Brussels is one of those cities that tricks you at first sight. Under an apparent simplicity (although it is the main administrative center of the EU), is a capital with one of the most powerful artistic scenes in Europe. This weekend we had the pleasure of sharing a very special trip with the editor of Girls Like Us, Jessica Gysel. The Belgian Ministry of Tourism sponsored this trip through a program which aims to stimulate female, queer and lesbian art as we are living in a time in which the female presence in fairs and exhibits is fading. “Girls Heart Brussels” started its visit at Art Brussels, a fair that has very little to envy quality-wise from its sister fair in Basel. The feel of the fair is much more relaxed and fresh in comparison to Basel, which has now become an art supermarket for celebrities and wealthy Slavic businessmen.
While Art Brussels counted on the participation of known artists such as Tracy Emin, Sol Lewitt and Marina Abramovič, aside from these well-known stars, the work of newcomers such as Ingrid Calame, Anahita Razmi, Toril Johannessen and Erika Hock was outstanding.
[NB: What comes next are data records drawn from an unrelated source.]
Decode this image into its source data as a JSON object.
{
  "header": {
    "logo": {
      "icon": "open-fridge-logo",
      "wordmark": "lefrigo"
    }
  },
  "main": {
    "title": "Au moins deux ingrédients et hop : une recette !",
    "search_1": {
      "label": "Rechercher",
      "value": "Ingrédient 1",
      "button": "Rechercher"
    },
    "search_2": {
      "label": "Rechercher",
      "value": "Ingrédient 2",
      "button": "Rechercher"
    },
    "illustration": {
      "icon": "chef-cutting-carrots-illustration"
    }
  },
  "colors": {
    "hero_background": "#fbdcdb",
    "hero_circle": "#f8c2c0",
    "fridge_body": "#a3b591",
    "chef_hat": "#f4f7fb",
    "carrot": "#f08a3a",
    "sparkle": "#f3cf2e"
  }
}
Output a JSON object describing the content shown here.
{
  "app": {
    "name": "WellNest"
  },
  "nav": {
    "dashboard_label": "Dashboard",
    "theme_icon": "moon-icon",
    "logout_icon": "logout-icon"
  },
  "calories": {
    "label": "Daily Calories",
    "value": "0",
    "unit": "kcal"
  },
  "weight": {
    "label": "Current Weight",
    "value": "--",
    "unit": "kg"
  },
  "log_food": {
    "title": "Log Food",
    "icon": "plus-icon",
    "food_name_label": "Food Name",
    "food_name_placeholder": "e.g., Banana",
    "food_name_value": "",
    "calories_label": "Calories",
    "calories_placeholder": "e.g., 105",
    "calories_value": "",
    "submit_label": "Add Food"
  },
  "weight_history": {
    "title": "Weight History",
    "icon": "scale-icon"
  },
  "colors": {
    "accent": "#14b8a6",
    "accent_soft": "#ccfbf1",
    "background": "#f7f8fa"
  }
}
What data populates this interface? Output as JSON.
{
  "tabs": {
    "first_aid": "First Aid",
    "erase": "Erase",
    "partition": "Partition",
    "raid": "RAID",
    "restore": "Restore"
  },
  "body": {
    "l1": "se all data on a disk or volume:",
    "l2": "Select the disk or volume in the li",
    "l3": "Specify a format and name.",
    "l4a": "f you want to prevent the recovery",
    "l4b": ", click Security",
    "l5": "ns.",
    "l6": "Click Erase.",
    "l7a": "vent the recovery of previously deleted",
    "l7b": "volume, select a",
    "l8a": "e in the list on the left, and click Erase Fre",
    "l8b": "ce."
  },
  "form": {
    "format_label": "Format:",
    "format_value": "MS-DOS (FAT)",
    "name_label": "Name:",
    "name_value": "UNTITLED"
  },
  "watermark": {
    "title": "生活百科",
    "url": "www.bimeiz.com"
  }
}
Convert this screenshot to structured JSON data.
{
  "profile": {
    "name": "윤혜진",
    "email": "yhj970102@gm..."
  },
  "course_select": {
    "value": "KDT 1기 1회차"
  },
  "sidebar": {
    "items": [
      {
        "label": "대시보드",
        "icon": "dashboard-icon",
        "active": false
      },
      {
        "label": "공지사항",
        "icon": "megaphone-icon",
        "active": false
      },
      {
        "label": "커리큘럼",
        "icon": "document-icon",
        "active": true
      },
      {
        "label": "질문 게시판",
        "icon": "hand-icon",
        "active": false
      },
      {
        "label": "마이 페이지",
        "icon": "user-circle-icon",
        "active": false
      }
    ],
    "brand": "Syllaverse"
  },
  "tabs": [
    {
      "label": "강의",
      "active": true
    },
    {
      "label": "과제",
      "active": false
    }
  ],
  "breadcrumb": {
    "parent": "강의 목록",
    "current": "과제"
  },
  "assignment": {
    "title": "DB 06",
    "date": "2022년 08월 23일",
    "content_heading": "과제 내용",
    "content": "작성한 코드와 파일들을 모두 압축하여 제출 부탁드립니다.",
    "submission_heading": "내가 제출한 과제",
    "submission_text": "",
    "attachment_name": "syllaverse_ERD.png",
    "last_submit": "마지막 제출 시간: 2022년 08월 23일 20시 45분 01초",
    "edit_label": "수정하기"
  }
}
Marlena Kudlicka, whose work has a strong influence of 1920s German Art Deco, also stood out. After ingesting a great quantity of art, we were able to enjoy a new concept of fair conceived as an alternative experiment to the original. “Propositions” is a space located in a 10,000 m2 abandoned office building where various international galleries expose the work of young artists from all around the world. Inside the fair there was also a small space dedicated to artists’ books, where we were enjoyed the distinct works of Lotte Reimann and Hana Miletic.
Not without a playful flair, the official organization had a party in one of the most underground clubs (in a former Carrefour supermarket) of the capital. Curators, gallerists and some confused collectors mingled with hundreds of young people from different parts of Europe. It was a party to remember, no doubt. Further afield, the Wiels Contemporary Art Center hosted two exhibitions related to femininity. The first of them “Body Talk,” focused on issues such as feminism, the body and sexuality through works of African artists based in Belgium in the late 1990s. On the second floor, artist Anne Teresa de Keersmaeker, who leads one of the most important groups of international dance, performed Work/Travail/Arbeid. The performance is a conceptual piece that stood out due to the natural brilliance with which the dancers perform a series of movements, which seemed to be born at that very precise moment.